EXPRESSION REGULATION OF CATALYTIC SUBUNITS OF PKA FROM Saccharomyces cerevisiae

PAUTASSO, CONSTANZA; PORTELA, PAULA; ROSSI, SILVIA

San Miguel de Tucumán, Tucumán

Congreso; XLV Reunión Anual Sociedad Argentina de Investigación en Bioquímica y Biología Molecular; 2009

Sociedad Argentina de Investigación en Bioquímica y Biología Molecular

Yeast cells respond to environmental changes by signal transduction cascades which are modulated according to the type of response. This modulation may involve gene activation or inactivation. We studied the expression regulation of two catalytic isoforms of PKA, Tpk1 and Tpk3, using reporter gene. We found that in wt strains, the transcriptional activity of Tpk1 promoter was increased during stationary phase. ß-galactosidase assays in wt strains grown to exponential phase in glucose or glycerol revealed that the expression was 10-fold increased using glycerol as a carbon source.

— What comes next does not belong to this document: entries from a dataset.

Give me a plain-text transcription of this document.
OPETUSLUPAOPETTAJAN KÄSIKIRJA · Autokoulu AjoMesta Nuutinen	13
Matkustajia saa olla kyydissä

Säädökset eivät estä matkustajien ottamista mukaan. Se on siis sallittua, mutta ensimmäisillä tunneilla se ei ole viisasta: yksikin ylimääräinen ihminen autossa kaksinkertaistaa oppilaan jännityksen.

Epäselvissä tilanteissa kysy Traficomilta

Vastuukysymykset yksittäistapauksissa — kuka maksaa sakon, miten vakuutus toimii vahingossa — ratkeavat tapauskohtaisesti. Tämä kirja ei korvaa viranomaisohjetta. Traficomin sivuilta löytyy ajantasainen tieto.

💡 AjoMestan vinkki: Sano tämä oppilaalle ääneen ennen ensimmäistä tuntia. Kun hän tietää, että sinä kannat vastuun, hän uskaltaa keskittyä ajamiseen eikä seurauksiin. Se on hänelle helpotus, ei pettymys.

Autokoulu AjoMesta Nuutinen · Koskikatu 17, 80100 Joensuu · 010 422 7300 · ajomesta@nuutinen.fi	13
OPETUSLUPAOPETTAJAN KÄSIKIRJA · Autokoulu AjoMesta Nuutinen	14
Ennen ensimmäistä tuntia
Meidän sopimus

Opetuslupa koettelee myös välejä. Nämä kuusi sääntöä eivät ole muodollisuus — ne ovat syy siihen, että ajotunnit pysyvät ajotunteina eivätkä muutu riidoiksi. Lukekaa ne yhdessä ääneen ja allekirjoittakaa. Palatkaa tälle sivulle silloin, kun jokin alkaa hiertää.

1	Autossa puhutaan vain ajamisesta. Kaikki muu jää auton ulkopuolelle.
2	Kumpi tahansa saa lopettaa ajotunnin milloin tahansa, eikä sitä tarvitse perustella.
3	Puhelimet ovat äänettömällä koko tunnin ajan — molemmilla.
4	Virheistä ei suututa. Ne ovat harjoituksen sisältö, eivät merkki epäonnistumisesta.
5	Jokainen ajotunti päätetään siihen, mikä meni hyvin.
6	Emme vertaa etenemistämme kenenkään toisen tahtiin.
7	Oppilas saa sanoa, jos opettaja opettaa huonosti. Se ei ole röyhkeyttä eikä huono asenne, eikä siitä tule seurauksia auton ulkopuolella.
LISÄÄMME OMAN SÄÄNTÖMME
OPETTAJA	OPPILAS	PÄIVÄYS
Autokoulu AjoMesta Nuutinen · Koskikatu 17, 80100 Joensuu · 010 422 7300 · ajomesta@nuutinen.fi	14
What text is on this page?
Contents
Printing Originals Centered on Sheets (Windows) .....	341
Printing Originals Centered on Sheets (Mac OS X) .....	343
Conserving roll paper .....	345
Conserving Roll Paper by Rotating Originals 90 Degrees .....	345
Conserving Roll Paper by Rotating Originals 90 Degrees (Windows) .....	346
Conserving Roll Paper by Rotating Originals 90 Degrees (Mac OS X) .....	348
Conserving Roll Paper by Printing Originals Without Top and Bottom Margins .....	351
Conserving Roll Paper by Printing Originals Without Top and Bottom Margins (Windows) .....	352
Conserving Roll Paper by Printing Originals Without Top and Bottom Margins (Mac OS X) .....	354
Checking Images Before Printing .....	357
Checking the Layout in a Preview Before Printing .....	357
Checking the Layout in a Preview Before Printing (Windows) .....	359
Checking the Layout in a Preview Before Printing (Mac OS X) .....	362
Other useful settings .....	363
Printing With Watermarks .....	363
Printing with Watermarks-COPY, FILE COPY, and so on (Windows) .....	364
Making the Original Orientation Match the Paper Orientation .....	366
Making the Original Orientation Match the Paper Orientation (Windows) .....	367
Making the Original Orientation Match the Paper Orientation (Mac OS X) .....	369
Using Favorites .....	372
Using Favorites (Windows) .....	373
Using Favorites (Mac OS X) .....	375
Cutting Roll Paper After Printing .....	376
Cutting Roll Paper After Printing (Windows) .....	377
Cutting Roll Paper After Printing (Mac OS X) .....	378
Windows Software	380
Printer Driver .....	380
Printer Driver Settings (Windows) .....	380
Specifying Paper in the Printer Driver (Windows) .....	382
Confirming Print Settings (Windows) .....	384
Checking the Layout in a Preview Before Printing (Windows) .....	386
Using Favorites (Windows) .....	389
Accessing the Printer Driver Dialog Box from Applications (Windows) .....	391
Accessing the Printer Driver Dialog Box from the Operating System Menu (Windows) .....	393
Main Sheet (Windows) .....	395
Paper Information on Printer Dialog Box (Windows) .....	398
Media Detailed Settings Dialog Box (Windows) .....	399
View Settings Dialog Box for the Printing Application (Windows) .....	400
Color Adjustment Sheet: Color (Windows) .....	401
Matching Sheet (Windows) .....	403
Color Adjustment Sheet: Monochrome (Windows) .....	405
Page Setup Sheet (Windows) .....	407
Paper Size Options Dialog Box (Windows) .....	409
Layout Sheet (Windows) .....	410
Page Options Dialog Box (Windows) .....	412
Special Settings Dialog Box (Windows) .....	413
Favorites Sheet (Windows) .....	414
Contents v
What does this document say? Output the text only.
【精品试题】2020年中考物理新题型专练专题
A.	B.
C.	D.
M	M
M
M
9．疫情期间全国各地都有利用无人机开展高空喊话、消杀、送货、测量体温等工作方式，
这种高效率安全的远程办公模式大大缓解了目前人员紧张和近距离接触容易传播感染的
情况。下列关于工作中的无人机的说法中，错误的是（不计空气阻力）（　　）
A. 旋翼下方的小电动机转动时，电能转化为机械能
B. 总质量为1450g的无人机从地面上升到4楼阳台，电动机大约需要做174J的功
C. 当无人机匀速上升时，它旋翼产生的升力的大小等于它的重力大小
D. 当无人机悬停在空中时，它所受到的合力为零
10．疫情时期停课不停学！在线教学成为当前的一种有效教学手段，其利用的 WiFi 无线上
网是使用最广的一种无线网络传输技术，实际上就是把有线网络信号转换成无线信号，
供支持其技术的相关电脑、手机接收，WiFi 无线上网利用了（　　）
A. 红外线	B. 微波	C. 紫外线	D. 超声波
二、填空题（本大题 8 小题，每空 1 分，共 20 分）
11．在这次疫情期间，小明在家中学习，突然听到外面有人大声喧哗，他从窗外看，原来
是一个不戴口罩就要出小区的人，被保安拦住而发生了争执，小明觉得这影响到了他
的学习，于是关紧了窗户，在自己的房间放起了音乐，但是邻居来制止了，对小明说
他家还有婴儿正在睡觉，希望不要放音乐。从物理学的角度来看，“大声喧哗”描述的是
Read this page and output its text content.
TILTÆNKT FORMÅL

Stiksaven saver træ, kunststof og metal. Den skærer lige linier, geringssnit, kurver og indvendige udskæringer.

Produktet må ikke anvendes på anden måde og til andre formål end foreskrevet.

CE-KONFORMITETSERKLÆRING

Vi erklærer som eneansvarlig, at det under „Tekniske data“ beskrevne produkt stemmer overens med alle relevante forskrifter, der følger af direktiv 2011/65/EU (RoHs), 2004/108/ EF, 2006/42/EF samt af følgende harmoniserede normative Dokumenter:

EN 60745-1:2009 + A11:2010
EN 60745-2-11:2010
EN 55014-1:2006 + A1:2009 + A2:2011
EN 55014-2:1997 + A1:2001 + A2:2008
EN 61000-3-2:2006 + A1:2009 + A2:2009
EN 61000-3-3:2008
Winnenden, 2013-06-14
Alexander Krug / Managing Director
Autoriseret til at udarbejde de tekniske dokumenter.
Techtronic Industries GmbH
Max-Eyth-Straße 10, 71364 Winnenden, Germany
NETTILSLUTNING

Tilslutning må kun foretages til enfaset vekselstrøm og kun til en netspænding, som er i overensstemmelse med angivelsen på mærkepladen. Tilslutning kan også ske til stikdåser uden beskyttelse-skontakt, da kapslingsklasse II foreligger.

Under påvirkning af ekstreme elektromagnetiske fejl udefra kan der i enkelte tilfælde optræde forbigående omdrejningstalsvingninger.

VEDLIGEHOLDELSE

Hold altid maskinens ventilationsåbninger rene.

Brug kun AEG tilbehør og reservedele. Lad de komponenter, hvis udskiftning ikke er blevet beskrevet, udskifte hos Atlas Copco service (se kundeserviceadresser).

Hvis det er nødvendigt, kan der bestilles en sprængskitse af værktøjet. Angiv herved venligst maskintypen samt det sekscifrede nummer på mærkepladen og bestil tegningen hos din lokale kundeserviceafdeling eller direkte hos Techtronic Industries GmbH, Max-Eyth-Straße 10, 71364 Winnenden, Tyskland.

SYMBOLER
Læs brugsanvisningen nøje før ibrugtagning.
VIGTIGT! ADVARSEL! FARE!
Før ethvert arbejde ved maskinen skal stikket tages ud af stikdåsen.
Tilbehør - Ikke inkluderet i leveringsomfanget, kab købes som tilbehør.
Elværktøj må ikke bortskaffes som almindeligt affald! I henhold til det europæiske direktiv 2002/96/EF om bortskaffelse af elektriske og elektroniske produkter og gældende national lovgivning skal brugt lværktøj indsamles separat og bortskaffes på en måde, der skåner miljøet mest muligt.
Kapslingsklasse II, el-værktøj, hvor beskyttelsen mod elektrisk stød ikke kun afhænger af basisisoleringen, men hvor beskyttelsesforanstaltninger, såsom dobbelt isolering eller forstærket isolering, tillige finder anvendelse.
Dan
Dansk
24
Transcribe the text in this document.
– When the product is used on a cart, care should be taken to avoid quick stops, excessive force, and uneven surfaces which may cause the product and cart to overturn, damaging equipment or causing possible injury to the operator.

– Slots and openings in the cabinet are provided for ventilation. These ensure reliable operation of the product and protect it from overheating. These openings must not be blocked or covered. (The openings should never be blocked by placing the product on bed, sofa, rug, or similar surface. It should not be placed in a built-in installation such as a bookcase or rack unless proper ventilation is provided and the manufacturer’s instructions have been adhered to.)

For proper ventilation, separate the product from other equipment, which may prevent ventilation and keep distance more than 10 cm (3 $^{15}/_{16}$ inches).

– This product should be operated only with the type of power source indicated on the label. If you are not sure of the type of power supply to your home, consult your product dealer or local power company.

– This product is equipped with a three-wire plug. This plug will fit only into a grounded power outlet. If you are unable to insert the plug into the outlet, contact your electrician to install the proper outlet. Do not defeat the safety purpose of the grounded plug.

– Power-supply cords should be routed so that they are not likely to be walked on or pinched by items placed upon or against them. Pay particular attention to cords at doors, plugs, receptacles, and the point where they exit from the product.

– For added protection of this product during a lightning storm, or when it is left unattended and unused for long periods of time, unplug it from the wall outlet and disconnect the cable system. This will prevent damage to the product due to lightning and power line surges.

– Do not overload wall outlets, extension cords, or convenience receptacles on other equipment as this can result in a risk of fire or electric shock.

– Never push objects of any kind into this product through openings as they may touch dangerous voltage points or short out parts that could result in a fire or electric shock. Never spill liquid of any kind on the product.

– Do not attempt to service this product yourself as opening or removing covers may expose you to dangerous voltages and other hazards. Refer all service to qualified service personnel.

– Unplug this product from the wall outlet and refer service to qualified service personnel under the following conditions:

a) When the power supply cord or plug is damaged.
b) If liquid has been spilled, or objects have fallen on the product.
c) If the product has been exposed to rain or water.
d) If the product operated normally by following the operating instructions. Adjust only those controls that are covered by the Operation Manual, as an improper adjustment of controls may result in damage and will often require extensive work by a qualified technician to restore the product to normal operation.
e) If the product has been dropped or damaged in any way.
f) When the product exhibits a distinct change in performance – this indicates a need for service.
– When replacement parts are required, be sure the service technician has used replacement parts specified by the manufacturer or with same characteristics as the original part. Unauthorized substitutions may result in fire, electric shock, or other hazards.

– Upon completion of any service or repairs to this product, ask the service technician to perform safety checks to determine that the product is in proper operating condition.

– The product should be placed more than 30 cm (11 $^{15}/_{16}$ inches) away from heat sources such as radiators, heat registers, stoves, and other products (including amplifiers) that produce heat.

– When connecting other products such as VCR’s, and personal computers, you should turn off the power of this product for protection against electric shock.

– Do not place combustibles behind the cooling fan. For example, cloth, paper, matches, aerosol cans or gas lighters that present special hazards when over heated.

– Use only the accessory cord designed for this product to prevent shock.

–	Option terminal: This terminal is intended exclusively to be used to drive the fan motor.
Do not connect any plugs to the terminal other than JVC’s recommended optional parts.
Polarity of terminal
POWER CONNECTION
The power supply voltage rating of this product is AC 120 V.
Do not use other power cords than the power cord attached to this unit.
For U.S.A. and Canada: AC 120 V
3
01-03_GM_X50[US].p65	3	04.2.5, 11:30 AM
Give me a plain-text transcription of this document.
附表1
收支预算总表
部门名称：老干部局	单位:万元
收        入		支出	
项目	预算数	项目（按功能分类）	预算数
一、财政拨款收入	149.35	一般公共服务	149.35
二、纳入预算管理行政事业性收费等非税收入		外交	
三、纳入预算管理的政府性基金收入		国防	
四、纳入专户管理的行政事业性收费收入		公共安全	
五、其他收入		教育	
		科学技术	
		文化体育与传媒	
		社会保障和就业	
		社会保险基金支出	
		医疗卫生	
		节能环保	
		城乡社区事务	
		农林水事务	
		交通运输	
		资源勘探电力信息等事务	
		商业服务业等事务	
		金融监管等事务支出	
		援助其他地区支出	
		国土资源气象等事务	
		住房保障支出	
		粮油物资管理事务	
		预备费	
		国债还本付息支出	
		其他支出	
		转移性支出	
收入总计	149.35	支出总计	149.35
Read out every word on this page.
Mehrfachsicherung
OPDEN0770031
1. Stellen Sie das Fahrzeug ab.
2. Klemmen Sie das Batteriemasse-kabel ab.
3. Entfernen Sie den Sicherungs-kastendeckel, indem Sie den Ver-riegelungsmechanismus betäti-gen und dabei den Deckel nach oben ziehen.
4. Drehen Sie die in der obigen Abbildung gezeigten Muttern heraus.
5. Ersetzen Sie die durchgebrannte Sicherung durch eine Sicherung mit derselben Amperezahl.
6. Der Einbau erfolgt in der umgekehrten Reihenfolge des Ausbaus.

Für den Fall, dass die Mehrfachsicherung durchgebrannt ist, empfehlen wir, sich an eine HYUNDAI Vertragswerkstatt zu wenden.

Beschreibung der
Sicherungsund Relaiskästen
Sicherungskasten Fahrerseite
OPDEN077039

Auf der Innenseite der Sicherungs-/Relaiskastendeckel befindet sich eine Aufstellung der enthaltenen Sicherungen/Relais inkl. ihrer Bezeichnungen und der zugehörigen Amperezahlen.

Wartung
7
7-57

Influence of PKA activity on these promoters was assessed. Strains with low PKA activity (Tpk1w) showed a 4-5 fold increase of Tpk1 and Tpk3 promoters activity, while strains with high PKA activity (Δ Bcy1) had a decreased activity for both promoters. We also studied the role of Msn2/4 on Tpk1 and Tpk3 expression. In strains lacking these stress responding factors, we found that Tpk1 promoter activity decreased and Tpk3 promoter activity remained invariable. In heat shock and osmotic stress conditions Tpk1 expression increased, while Tpk3 expression was not affected. The endogenous mRNAs levels from Tpks were also measured showing the same regulation. These results suggest differential regulation of Tpk1 and Tpk3 promoters depending on the carbon source, the stress condition and on the own cAMP-PKA pathway.